Mr. Cheney, the president's usual attack dog, aimed
his sharpest and most sneering words at those who
offer dissent about the administration's foreign and
economic policies. Perhaps seeking to stifle such
criticism, he raised the specter of terrorists
acquiring weapons of mass destruction that "could
bring devastation to our country on a scale we have
never experienced. Instead of losing thousands of
lives, we might lose tens of thousands or even
hundreds of thousands of lives in a single day of
horror." His implication was that Saddam Hussein in
particular had presented this threat—when virtually
all the available intelligence shows that Iraq's
weapons programs had been crippled or drastically
diminished by UN inspections and economic sanctions
imposed after the first Gulf war in 1991.

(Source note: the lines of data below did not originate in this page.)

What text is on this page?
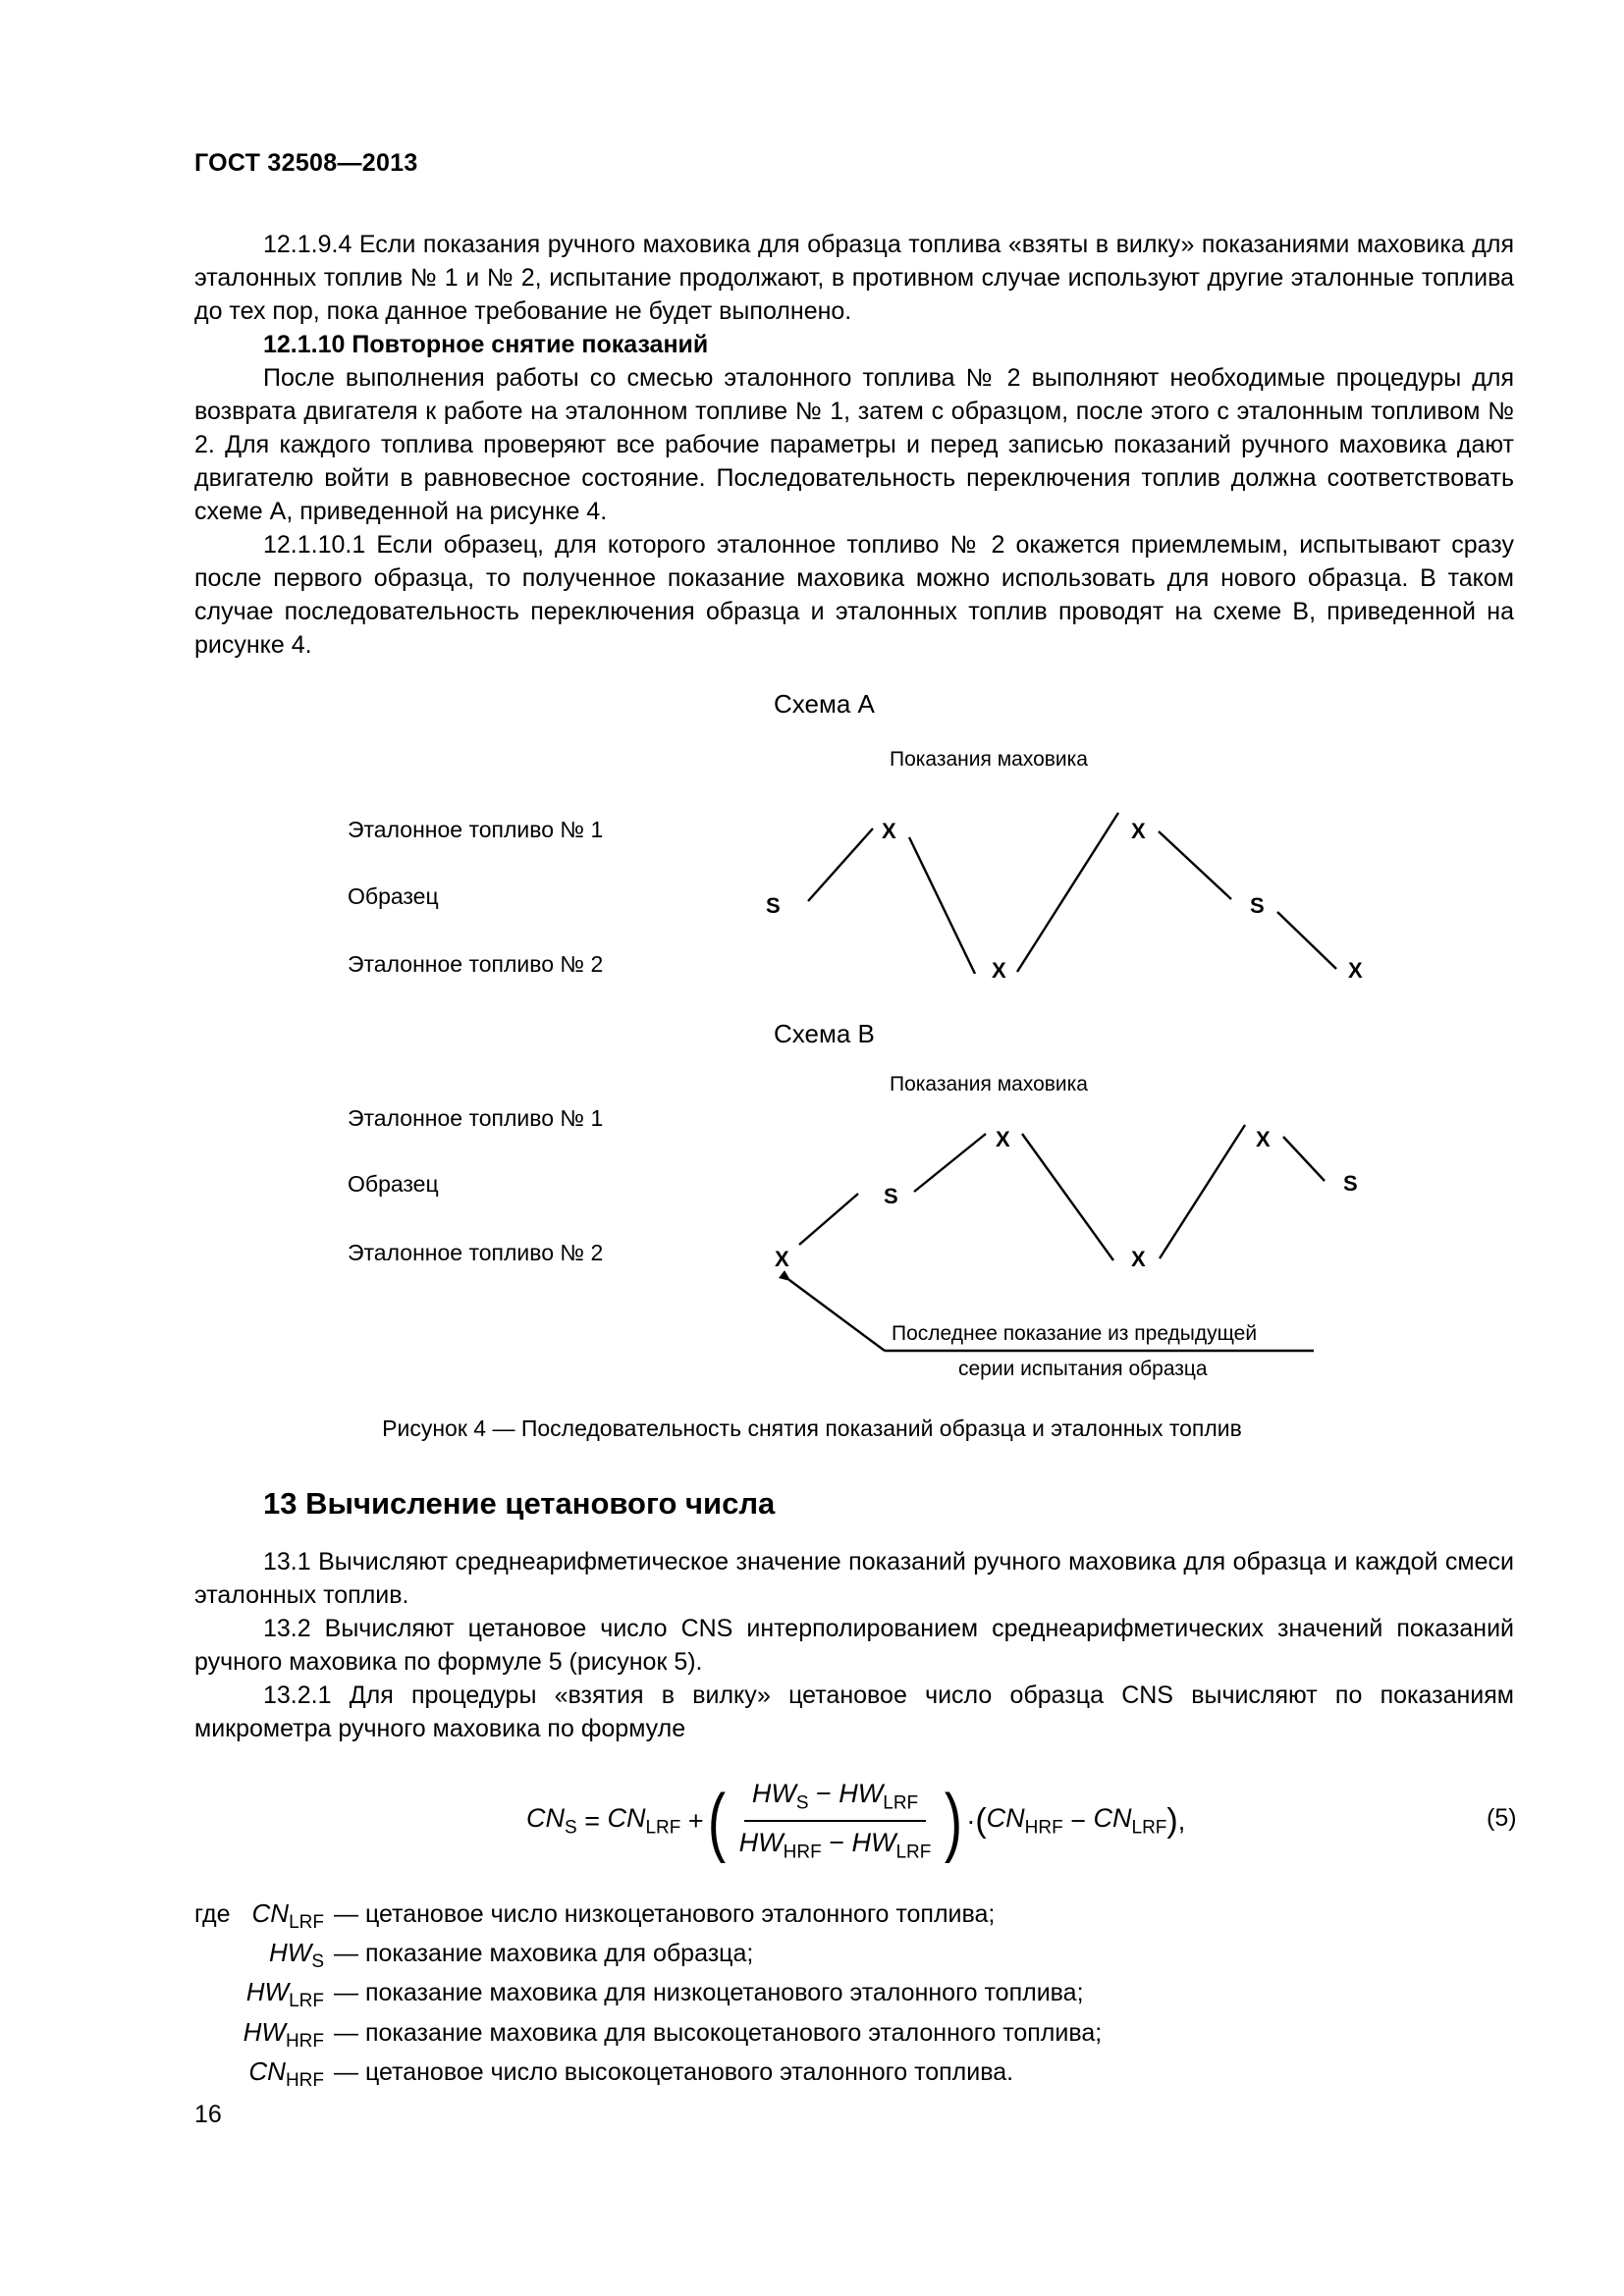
ГОСТ 32508—2013

12.1.9.4 Если показания ручного маховика для образца топлива «взяты в вилку» показаниями маховика для эталонных топлив № 1 и № 2, испытание продолжают, в противном случае используют другие эталонные топлива до тех пор, пока данное требование не будет выполнено.

12.1.10 Повторное снятие показаний

После выполнения работы со смесью эталонного топлива № 2 выполняют необходимые процедуры для возврата двигателя к работе на эталонном топливе № 1, затем с образцом, после этого с эталонным топливом № 2. Для каждого топлива проверяют все рабочие параметры и перед записью показаний ручного маховика дают двигателю войти в равновесное состояние. Последовательность переключения топлив должна соответствовать схеме А, приведенной на рисунке 4.

12.1.10.1 Если образец, для которого эталонное топливо № 2 окажется приемлемым, испытывают сразу после первого образца, то полученное показание маховика можно использовать для нового образца. В таком случае последовательность переключения образца и эталонных топлив проводят на схеме В, приведенной на рисунке 4.

Схема А
Показания маховика
Эталонное топливо № 1
Образец
Эталонное топливо № 2
S
X
X
X
S
X
Схема В
Показания маховика
Эталонное топливо № 1
Образец
Эталонное топливо № 2	X
S
X
X
X
S
Последнее показание из предыдущей
серии испытания образца
Рисунок 4 — Последовательность снятия показаний образца и эталонных топлив
13 Вычисление цетанового числа

13.1 Вычисляют среднеарифметическое значение показаний ручного маховика для образца и каждой смеси эталонных топлив.

13.2 Вычисляют цетановое число CNS интерполированием среднеарифметических значений показаний ручного маховика по формуле 5 (рисунок 5).

13.2.1 Для процедуры «взятия в вилку» цетановое число образца CNS вычисляют по показаниям микрометра ручного маховика по формуле

$CN_S = CN_{LRF}$ + ( $\frac{HW_S - HW_{LRF}}{HW_{HRF} - HW_{LRF}}$ ) · ( $CN_{HRF} - CN_{LRF}$ ) ,	(5)
где $CN_{LRF}$ — цетановое число низкоцетанового эталонного топлива;
$HW_S$ — показание маховика для образца;
$HW_{LRF}$ — показание маховика для низкоцетанового эталонного топлива;
$HW_{HRF}$ — показание маховика для высокоцетанового эталонного топлива;
$CN_{HRF}$ — цетановое число высокоцетанового эталонного топлива.
16
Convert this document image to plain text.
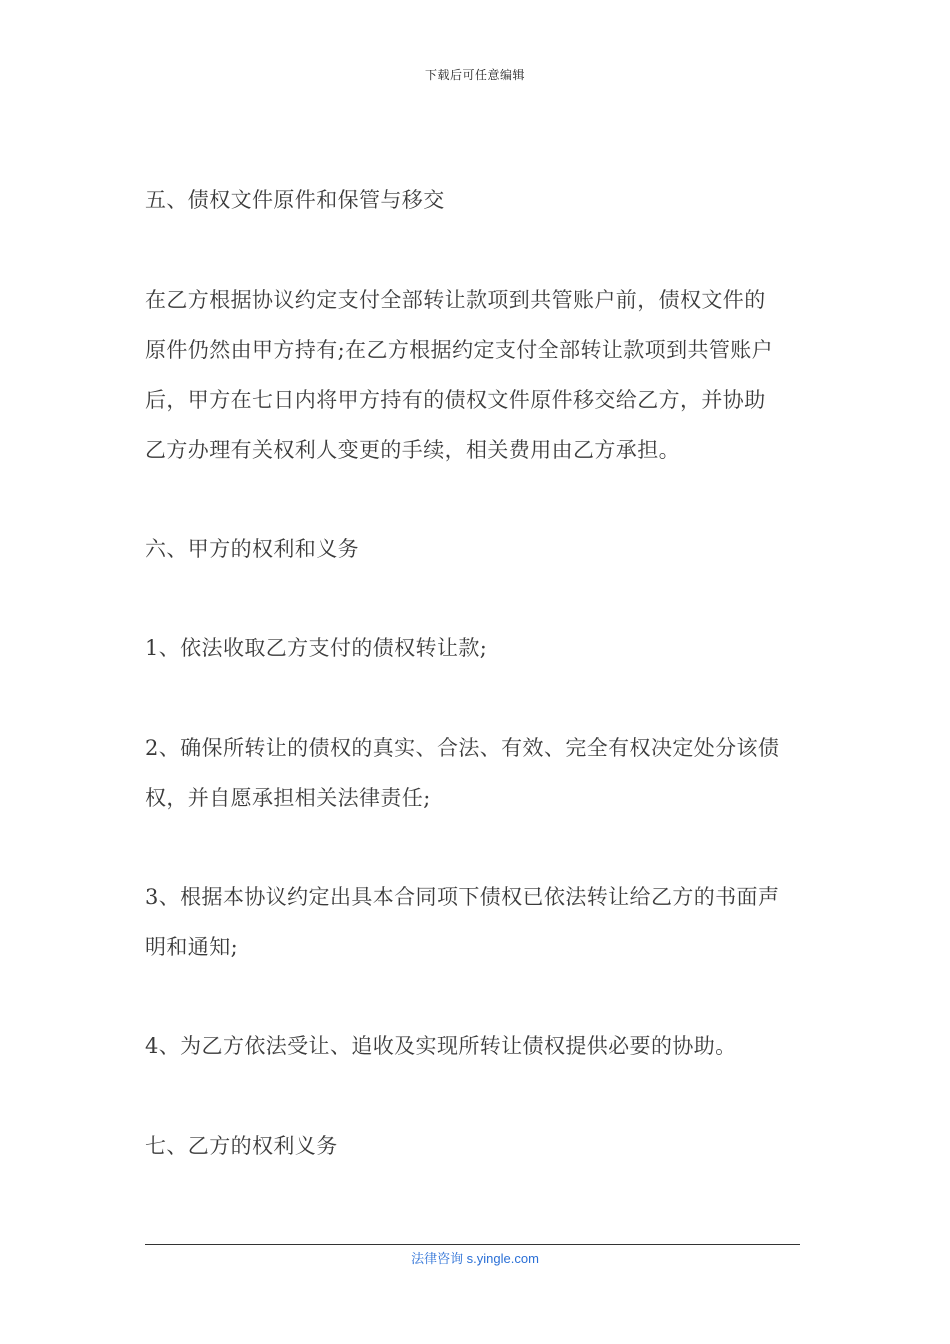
下载后可任意编辑
五、债权文件原件和保管与移交
在乙方根据协议约定支付全部转让款项到共管账户前，债权文件的
原件仍然由甲方持有;在乙方根据约定支付全部转让款项到共管账户
后，甲方在七日内将甲方持有的债权文件原件移交给乙方，并协助
乙方办理有关权利人变更的手续，相关费用由乙方承担。
六、甲方的权利和义务
1、依法收取乙方支付的债权转让款;
2、确保所转让的债权的真实、合法、有效、完全有权决定处分该债
权，并自愿承担相关法律责任;
3、根据本协议约定出具本合同项下债权已依法转让给乙方的书面声
明和通知;
4、为乙方依法受让、追收及实现所转让债权提供必要的协助。
七、乙方的权利义务
法律咨询 s.yingle.com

But beyond all the distortions and exaggerations and
falsehoods the Bush people engaged in to rally public
support for the Iraq war, what I have never
understood, from the 9-11 day of tragedy onward, is
why this White House has not called on the American
people to be part of the war effort, to make the
sacrifices civilians have always made when this
country is at war.

There has been no call for rationing or conservation
of critical supplies, such as gasoline. There has been
no call for obligatory national service in community
aid projects or emergency services. As he sent 150,000
soldiers into battle and now asks them to remain in
harm's way longer than expected, the president never
raised even the possibility of reinstating the
military draft, perhaps the most democratizing
influence in the nation's history. Instead, he has cut
taxes hugely, mostly for affluent Americans, saying
this would put money into circulation and create jobs.
Since Bush began the tax cutting two and a half years
ago, 2.7 million jobs have disappeared.

All this I don't understand. If it's a crisis—and
global terrorism surely is—then why hasn't the
president acted accordingly? What he did do, when he
sent out those first tax rebate checks, was to tell us
to go shopping. Buy clothes for the kids, tires for
the car—this would get the economy humming. How does
that measure up as a thoughtful, farsighted fiscal
plan?

In effect, George Bush says, believe in me and I will
lead you out of darkness. But he doesn't tell us any
details. And it's in the details where the true costs
are buried—human costs and the cost to our notion of
ourselves as helpers and sharers, not slayers. No one
seems to be asking themselves: If in the end the
crusade is victorious, what is it we will have won?
The White House never asked that question in Vietnam
either.

For those who would dispute the assertion that the
Bush Doctrine is a global military-based policy and is
not just about liberating the Iraqi people, it's
crucial to look back to the policy's origins and
examine its founding documents.

The Bush Doctrine did get its birth push from
Iraq—specifically from the outcome of the 1991 Gulf
war, when the U.S.-led military coalition forced
Saddam Hussein's troops out of Kuwait but stopped
short of toppling the dictator and his oppressive
government. The president then was a different George
Bush, the father of the current president. The father
ordered the military not to move on Baghdad, saying
that the UN resolution underpinning the allied
coalition did not authorize a regime change. Dick
Cheney was the first George Bush's Pentagon chief. He
said nothing critical at the time, but apparently he
came to regret the failure to get rid of the Baghdad
dictator.

A few years later, in June 1997, a group of
neoconservatives formed an entity called the Project
for the New American Century (PNAC) and issued a
Statement of Principles. "The history of the 20th
Century," the statement said, "should have taught us
that it is important to shape circumstances before
crises emerge, and to meet threats before they become
dire." One of its formal principles called for a major
increase in defense spending "to carry out our global
responsibilities today." Others cited the "need to
strengthen our ties to democratic allies and to
challenge regimes hostile to our interests and values"
and underscored "America's unique role in preserving
and extending an international order friendly to our
security, our prosperity and our principles." This,
the statement said, constituted "a Reaganite policy of
military strength and moral clarity."

Among the 25 signatories to the PNAC founding
statement were Dick Cheney, I. Lewis Libby (Cheney's
chief of staff), Donald Rumsfeld (who was also defense
secretary under President Ford), and Paul Wolfowitz
(Rumsfeld's No. 2 at the Pentagon, who was head of the
Pentagon policy team in the first Bush presidency,
reporting to Cheney, who was then defense secretary).
Obviously, this fraternity has been marinating
together for a long time. Other signers whose names
might ring familiar were Elliot Abrams, Gary Bauer,
William J. Bennett, Jeb Bush, and Norman Podhoretz.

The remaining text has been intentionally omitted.